Lower levels of cortisol accompanied by better cardiac function and resilience in the face of adversity have been recorded in studies where individuals intentionally cultivated appreciation and gratitude through emotional restructuring techniques, as well as increases in secretory IgA, a predominant antibody in the body’s defense against pathogens (McCraty, Rollin & Childre, Doc. (2002). The Appreciative Heart: The Psychophysiology of Appreciation. The Psychology of Gratitude). In a study focused on the effects of gratitude and sleep on depression and anxiety, gratitude was found to directly lower depression while indirectly lowering anxiety by inducing better sleep (Ng et al (2012). The differential gggeffects of gratitude and sleep on psychological distress in patients with chronic pain). Journaling about things that they were grateful for resulted in young adults reporting increased determination, attention, enthusiasm, and energy while adults experienced greater optimism, improved exercise patterns, and the lessening of physical ailments (Emmons and McCullough (2003). as cited by Korb (2012). The Grateful Brain). The positive effects of gratitude journaling were also documented to last six months after the initial journal entry in a study of the impact of positive interventions. Subjects reported increased happiness and decreased depressive symptoms. Similar results were achieved in the same study when study participants wrote and delivered letters of gratitude with positive effects lasting as long as one month (Seligman, Martin & Steen, Tracy & Park, Nansook & Peterson, Christopher. (2005). Positive Psychology Progress: Empirical Validation of Interventions. The American psychologist.).
It would seem that gratitude begets gratitude, and to an extent yes, it does. However, it’s not as simple as just tipping that first domino and settling into an infinite, cascading waterfall of gratitude and all of its prized rewards. Gratitude must be actively cultivated. Our brains are wired to focus on the novel, with the tendency to diminish the value of the familiar. To maintain the benefits of gratitude, you must be intentional, specific, and above all, sincere. As with most things worth having, it takes practice and effort.

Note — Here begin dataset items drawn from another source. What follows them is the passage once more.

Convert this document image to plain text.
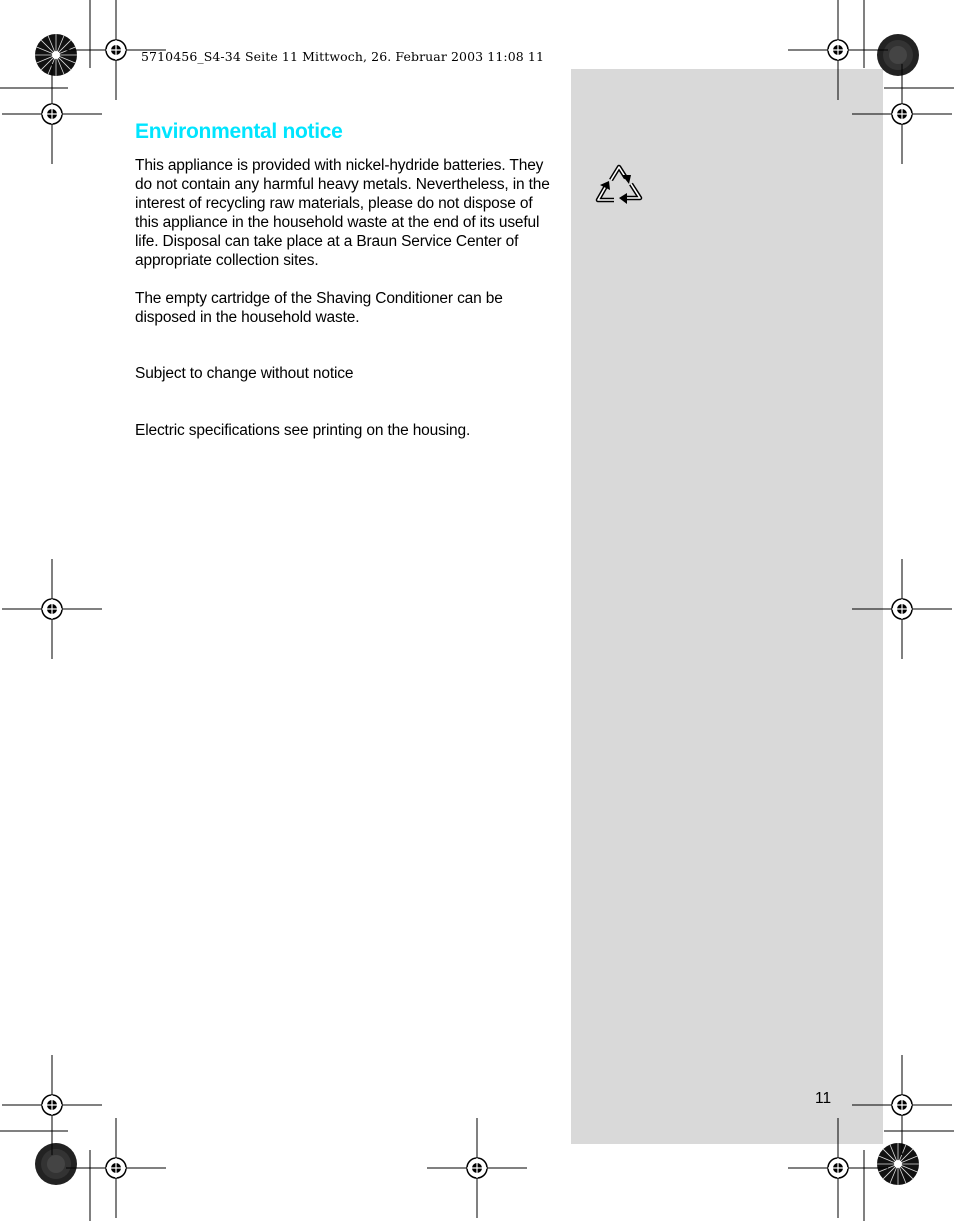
5710456_S4-34 Seite 11 Mittwoch, 26. Februar 2003 11:08 11
Environmental notice

This appliance is provided with nickel-hydride batteries. They do not contain any harmful heavy metals. Nevertheless, in the interest of recycling raw materials, please do not dispose of this appliance in the household waste at the end of its useful life. Disposal can take place at a Braun Service Center of appropriate collection sites.

The empty cartridge of the Shaving Conditioner can be disposed in the household waste.

Subject to change without notice

Electric specifications see printing on the housing.

11
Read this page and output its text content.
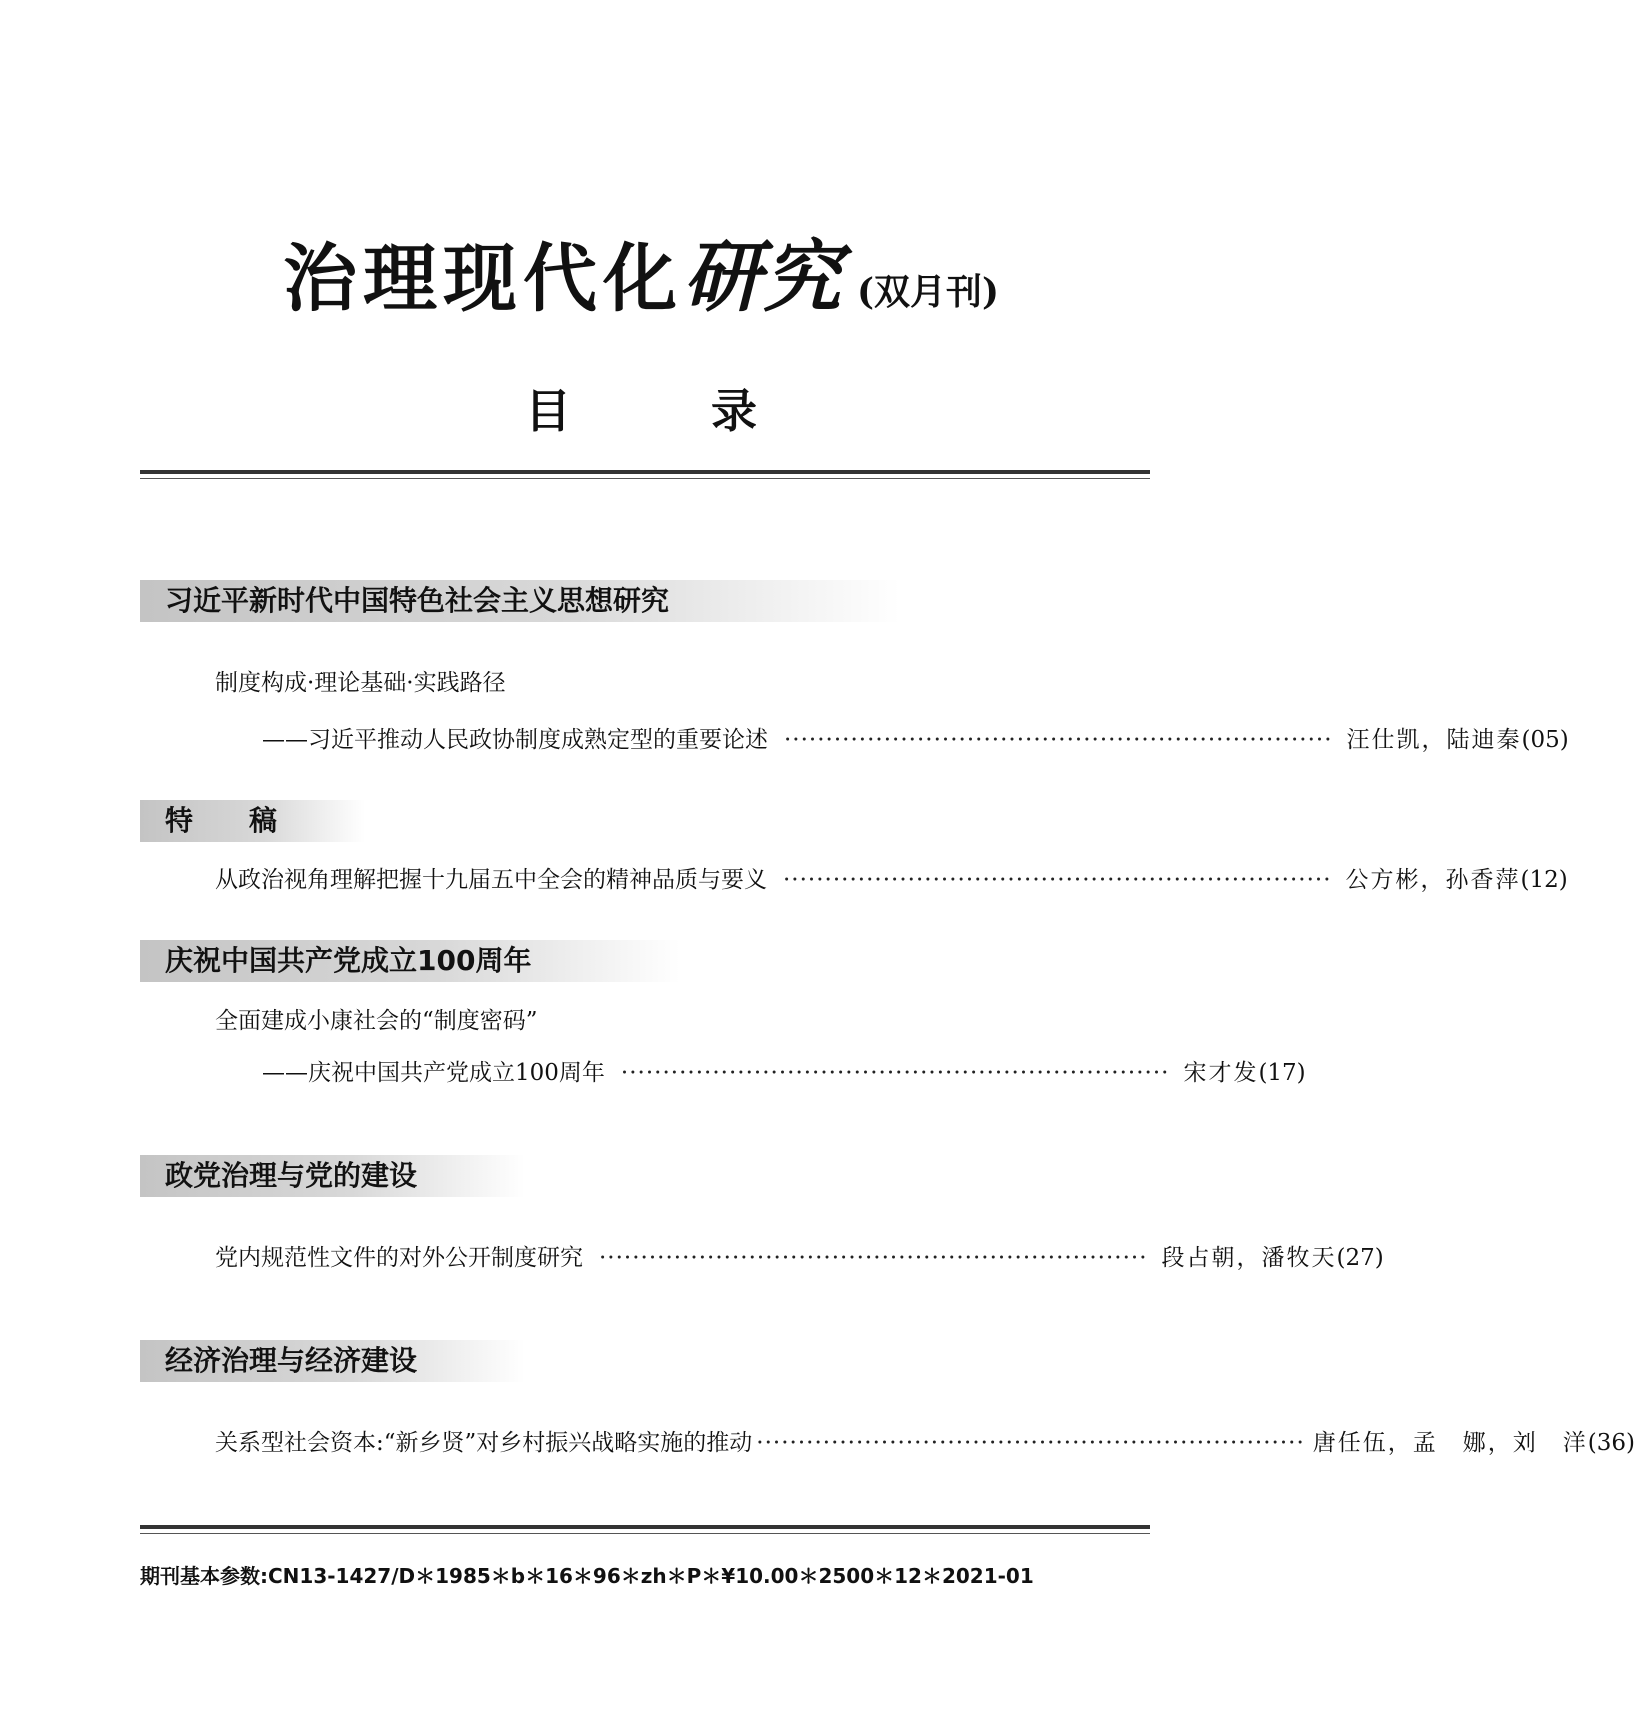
治理现代化研究 (双月刊)
目录
习近平新时代中国特色社会主义思想研究
制度构成·理论基础·实践路径
——习近平推动人民政协制度成熟定型的重要论述 ·································································· 汪仕凯，陆迪秦 (05)
特　　稿
从政治视角理解把握十九届五中全会的精神品质与要义 ·································································· 公方彬，孙香萍 (12)
庆祝中国共产党成立100周年
全面建成小康社会的“制度密码”
——庆祝中国共产党成立100周年 ·································································· 宋才发 (17)
政党治理与党的建设
党内规范性文件的对外公开制度研究 ·································································· 段占朝，潘牧天 (27)
经济治理与经济建设
关系型社会资本:“新乡贤”对乡村振兴战略实施的推动 ·································································· 唐任伍，孟　娜，刘　洋 (36)
期刊基本参数:CN13-1427/D＊1985＊b＊16＊96＊zh＊P＊¥10.00＊2500＊12＊2021-01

It would be a naïve oversimplification to characterize gratitude as wholly good — it can be abused and there are limits to its viability. In an effort to provide some objectivity and perspective, Gulliford, L., Morgan, B., Hemming, E. et al. (2019) investigate the “shadow side” of gratitude, specifically the phenomena of ingratiation. This is where individuals effectively weaponize gratitude by masquerading as selfless benefactors in order to manipulate the natural gratitude response in their targets and elicit a desired favorable response. The target may or may not become aware of these selfish or ulterior motives, but in either case, it subverts the prima facie prosocial effects of gratitude.
With regards to practicing gratitude in our own lives, care must be taken to recognize when gratitude is not the appropriate response, and perhaps might not even be what we think we’re experiencing. As discussed by Amie Gordon, “choosing gratitude” is not a one-size-fits-all solution to the many challenges we all face but can be a distraction that erodes our sense of responsibility for our circumstances and, consequently, the agency required to change them. A more nuanced problem is mistaking indebtedness for gratitude, which can cause strain in relationships as you strive to pay back rather than simply accept kindness.